The fish tank is a tall, hexagonal prism filled with salt water, swaying vegetation and fleshy globes of color floating in zero gravity. A filter spits out up fat bubbles of air. It’s supposed to add ambiance to his office and instill his racing mind with gentle thoughts.
But he’s not looking at it. His eyes are focused on the space beyond. Through the wall, burning two holes in the wall and through the forehead of the man at the desk in the next room. A samurai sword leans against the wall, a striped necktie wrapped around the hilt. He wants that office and that sword.
The tie? He could take it or leave it.
Minutes before he was pacing back and forth, moving with such intensity that if he kept walking straight he’d walk right through the wall into the next office. The corner office.
He’s on the phone now. Chattering away about nothing with nobodies. He sees a heaving bosom in his peripheral vision and glances up. His secretary, Christine, wearing a red dress and some kind of starburst brooch on which he is now trying to focus.
“I didn’t hear you come in,” he says.
“I knocked,” she says.
She sits on the edge of the desk, knees pressed together, ankles crossed. One high heeled shoe slips off her foot and falls to the floor.
“New man in your life?” he asks her, looking down at the curve of her thigh.
“No, just a present for myself. A little retail therapy.” The scabbard is simple yet elegant, a single pale stone in a silver setting. The craftsmanship is old world and beautiful. The curve of the blade follows her shape.
“May I?” he asks and she smiles.
“I thought you’d never ask.” She reaches down and pulls out the blade. It’s a wavy dagger, double-edged.
“Kris? Very nice. Oh, I get it…”
She smirks, the corner of her smile turning up.

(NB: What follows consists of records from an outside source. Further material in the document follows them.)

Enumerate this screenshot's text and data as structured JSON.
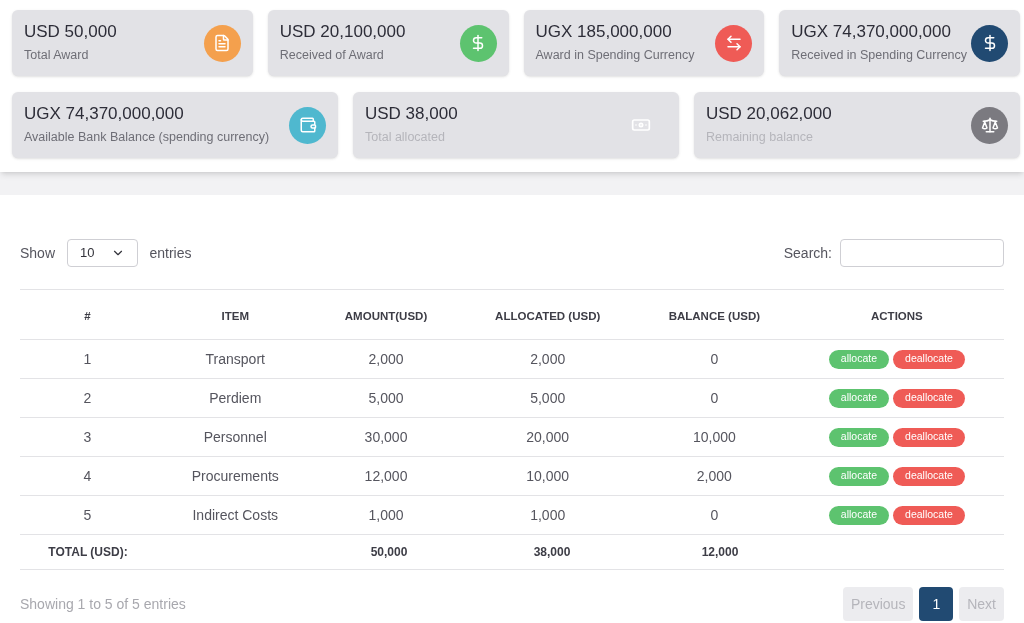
{
  "summary_cards": [
    {
      "value": "USD 50,000",
      "label": "Total Award",
      "muted": false,
      "kind": "file",
      "color": "#f4a04d"
    },
    {
      "value": "USD 20,100,000",
      "label": "Received of Award",
      "muted": false,
      "kind": "dollar",
      "color": "#5dc36f"
    },
    {
      "value": "UGX 185,000,000",
      "label": "Award in Spending Currency",
      "muted": false,
      "kind": "swap",
      "color": "#ef5b56"
    },
    {
      "value": "UGX 74,370,000,000",
      "label": "Received in Spending Currency",
      "muted": false,
      "kind": "dollar",
      "color": "#214a72"
    },
    {
      "value": "UGX 74,370,000,000",
      "label": "Available Bank Balance (spending currency)",
      "muted": false,
      "kind": "wallet",
      "color": "#4fb8cf"
    },
    {
      "value": "USD 38,000",
      "label": "Total allocated",
      "muted": true,
      "kind": "banknote"
    },
    {
      "value": "USD 20,062,000",
      "label": "Remaining balance",
      "muted": true,
      "kind": "scale",
      "color": "#7b7a80"
    }
  ],
  "table_controls": {
    "show_label": "Show",
    "page_size": "10",
    "entries_label": "entries",
    "search_label": "Search:"
  },
  "table": {
    "columns": [
      "#",
      "ITEM",
      "AMOUNT(USD)",
      "ALLOCATED (USD)",
      "BALANCE (USD)",
      "ACTIONS"
    ],
    "rows": [
      {
        "number": "1",
        "item": "Transport",
        "amount": "2,000",
        "allocated": "2,000",
        "balance": "0",
        "actions": [
          "allocate",
          "deallocate"
        ]
      },
      {
        "number": "2",
        "item": "Perdiem",
        "amount": "5,000",
        "allocated": "5,000",
        "balance": "0",
        "actions": [
          "allocate",
          "deallocate"
        ]
      },
      {
        "number": "3",
        "item": "Personnel",
        "amount": "30,000",
        "allocated": "20,000",
        "balance": "10,000",
        "actions": [
          "allocate",
          "deallocate"
        ]
      },
      {
        "number": "4",
        "item": "Procurements",
        "amount": "12,000",
        "allocated": "10,000",
        "balance": "2,000",
        "actions": [
          "allocate",
          "deallocate"
        ]
      },
      {
        "number": "5",
        "item": "Indirect Costs",
        "amount": "1,000",
        "allocated": "1,000",
        "balance": "0",
        "actions": [
          "allocate",
          "deallocate"
        ]
      }
    ],
    "total": {
      "label": "TOTAL (USD):",
      "amount": "50,000",
      "allocated": "38,000",
      "balance": "12,000"
    }
  },
  "footer": {
    "info": "Showing 1 to 5 of 5 entries",
    "pagination": [
      {
        "label": "Previous",
        "kind": "nav",
        "disabled": true,
        "selected": false
      },
      {
        "label": "1",
        "kind": "page",
        "disabled": false,
        "selected": true
      },
      {
        "label": "Next",
        "kind": "nav",
        "disabled": true,
        "selected": false
      }
    ]
  }
}
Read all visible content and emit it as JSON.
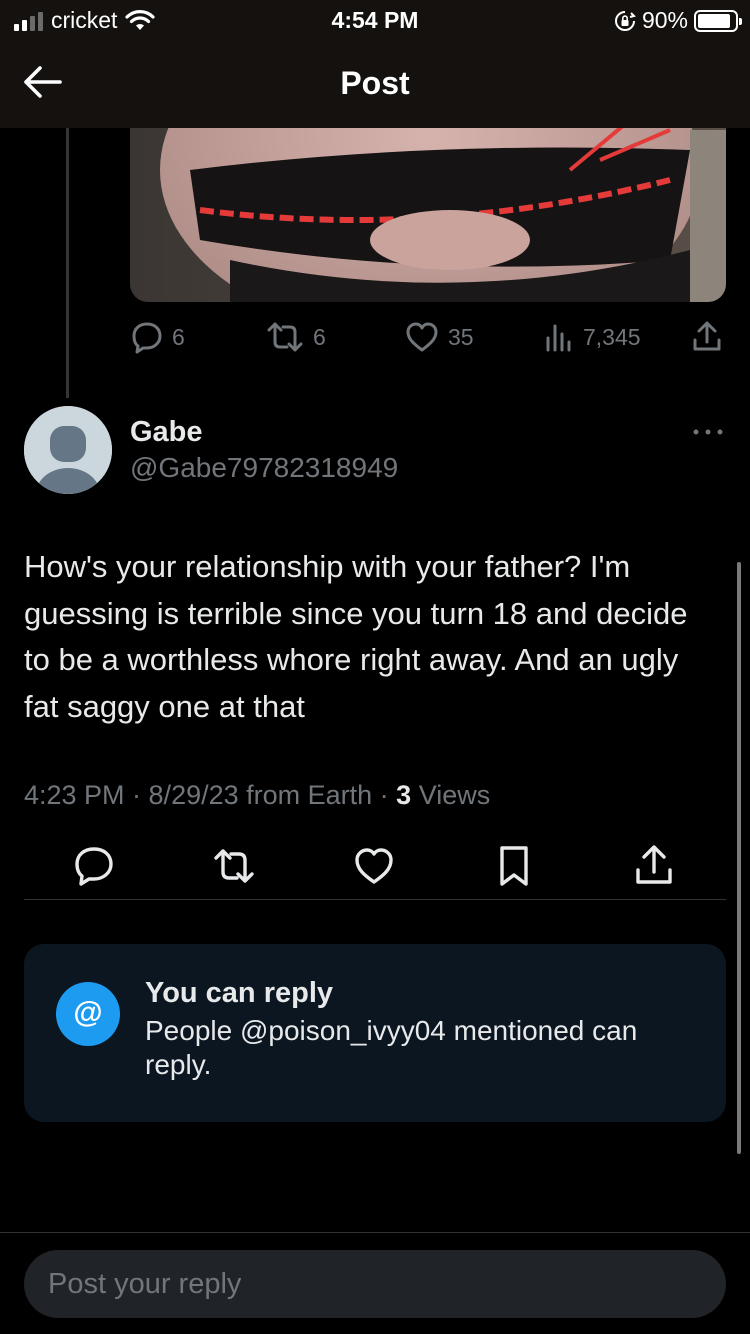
{
  "status_bar": {
    "carrier": "cricket",
    "time": "4:54 PM",
    "battery": "90%"
  },
  "header": {
    "title": "Post"
  },
  "parent_post": {
    "replies": "6",
    "reposts": "6",
    "likes": "35",
    "views": "7,345"
  },
  "reply": {
    "name": "Gabe",
    "handle": "@Gabe79782318949",
    "text": "How's your relationship with your father? I'm guessing is terrible since you turn 18 and decide to be a worthless whore right away. And an ugly fat saggy one at that",
    "time": "4:23 PM · 8/29/23 from Earth · ",
    "views_count": "3",
    "views_label": " Views"
  },
  "reply_restriction": {
    "icon_text": "@",
    "title": "You can reply",
    "text": "People @poison_ivyy04 mentioned can reply."
  },
  "composer": {
    "placeholder": "Post your reply"
  },
  "colors": {
    "accent": "#1d9bf0",
    "background": "#000000",
    "muted": "#71767b",
    "card": "#0c1621"
  }
}
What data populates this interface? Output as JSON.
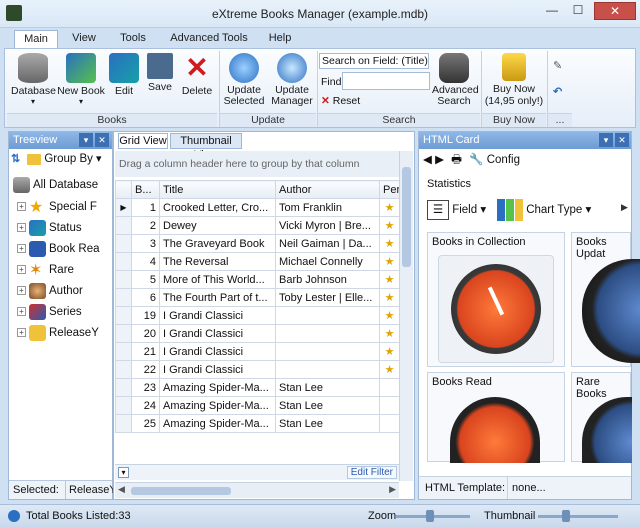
{
  "window": {
    "title": "eXtreme Books Manager (example.mdb)"
  },
  "tabs": [
    "Main",
    "View",
    "Tools",
    "Advanced Tools",
    "Help"
  ],
  "ribbon": {
    "books_group": {
      "label": "Books",
      "buttons": [
        "Database",
        "New Book",
        "Edit",
        "Save",
        "Delete"
      ]
    },
    "update_group": {
      "label": "Update",
      "buttons": [
        "Update Selected",
        "Update Manager"
      ]
    },
    "search_group": {
      "label": "Search",
      "search_field": "Search on Field: (Title)",
      "find_label": "Find",
      "find_value": "",
      "reset": "Reset",
      "advanced": "Advanced Search"
    },
    "buynow_group": {
      "label": "Buy Now",
      "button": "Buy Now",
      "price": "(14,95 only!)"
    },
    "more": "..."
  },
  "treeview": {
    "title": "Treeview",
    "group_by": "Group By",
    "root": "All Database",
    "items": [
      "Special F",
      "Status",
      "Book Rea",
      "Rare",
      "Author",
      "Series",
      "ReleaseY"
    ],
    "selected_label": "Selected:",
    "selected_value": "ReleaseYe"
  },
  "grid": {
    "tabs": [
      "Grid View",
      "Thumbnail View"
    ],
    "group_hint": "Drag a column header here to group by that column",
    "columns": [
      "B...",
      "Title",
      "Author",
      "Per"
    ],
    "rows": [
      [
        "1",
        "Crooked Letter, Cro...",
        "Tom Franklin",
        "★"
      ],
      [
        "2",
        "Dewey",
        "Vicki Myron | Bre...",
        "★"
      ],
      [
        "3",
        "The Graveyard Book",
        "Neil Gaiman | Da...",
        "★"
      ],
      [
        "4",
        "The Reversal",
        "Michael Connelly",
        "★"
      ],
      [
        "5",
        "More of This World...",
        "Barb Johnson",
        "★"
      ],
      [
        "6",
        "The Fourth Part of t...",
        "Toby Lester | Elle...",
        "★"
      ],
      [
        "19",
        "I Grandi Classici",
        "",
        "★"
      ],
      [
        "20",
        "I Grandi Classici",
        "",
        "★"
      ],
      [
        "21",
        "I Grandi Classici",
        "",
        "★"
      ],
      [
        "22",
        "I Grandi Classici",
        "",
        "★"
      ],
      [
        "23",
        "Amazing Spider-Ma...",
        "Stan Lee",
        ""
      ],
      [
        "24",
        "Amazing Spider-Ma...",
        "Stan Lee",
        ""
      ],
      [
        "25",
        "Amazing Spider-Ma...",
        "Stan Lee",
        ""
      ]
    ],
    "edit_filter": "Edit Filter"
  },
  "htmlcard": {
    "title": "HTML Card",
    "config": "Config",
    "statistics": "Statistics",
    "field_btn": "Field",
    "chart_type_btn": "Chart Type",
    "cards": [
      "Books in Collection",
      "Books Updat",
      "Books Read",
      "Rare Books"
    ],
    "template_label": "HTML Template:",
    "template_value": "none..."
  },
  "status": {
    "total": "Total Books Listed:33",
    "zoom": "Zoom",
    "thumbnail": "Thumbnail"
  },
  "colors": {
    "accent": "#3d6fb3",
    "close": "#c7504b",
    "gauge_red": "#d9441e",
    "gauge_blue": "#2c4d83"
  }
}
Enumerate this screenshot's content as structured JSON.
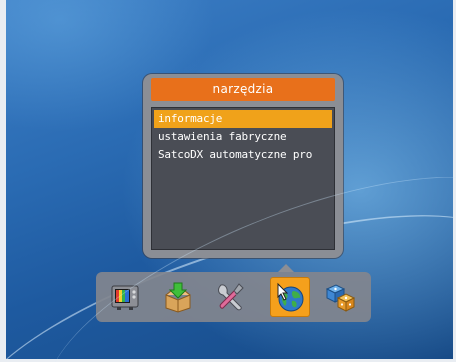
{
  "menu": {
    "title": "narzędzia",
    "items": [
      {
        "label": "informacje",
        "selected": true
      },
      {
        "label": "ustawienia fabryczne",
        "selected": false
      },
      {
        "label": "SatcoDX automatyczne pro",
        "selected": false
      }
    ]
  },
  "toolbar": {
    "icons": [
      {
        "name": "tv-icon",
        "active": false
      },
      {
        "name": "install-box-icon",
        "active": false
      },
      {
        "name": "tools-icon",
        "active": true
      },
      {
        "name": "globe-cursor-icon",
        "active": false
      },
      {
        "name": "games-dice-icon",
        "active": false
      }
    ]
  },
  "colors": {
    "title_bar": "#e8701b",
    "selection": "#f0a21a",
    "panel": "#8b8e95",
    "list_bg": "#4a4d55"
  }
}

She’s all curves and sharpness today.
“My turn.” He reached under his desk and withdraws a package wrapped in silk and tied with a violet ribbon.
Her eyebrow goes up. “I presume this is for that new girl in Finance you’ve been seeing?”
He pats the package and rubs his palm across it. “I don’t see any conflict of interest, do you? It’s a katar I had shipped here from a Kalari Payattu master in Karnataka. An old friend and business partner.”
“Lady killer.” she says, slipping off the desk and toeing her shoe back onto her foot.
“She needs something better than that pressed steel junk if she wants that promotion.”
“Lady killer and influence peddler?” Christine slips the kris knife back into its sheath and shimmies the dress back over her thigh. “You have that meeting in 15 with Franklin.” Her eyes dart over to the far side of the room, above the fish tank.
“I know. Getting my head in the right place. Breathing exercises. Meditation, you know.”
Christine turns to leave and says, “Good luck. He leads with his left side, FYI.”
“Thanks. And if I manage to take his fucking head off, you’re getting a raise.”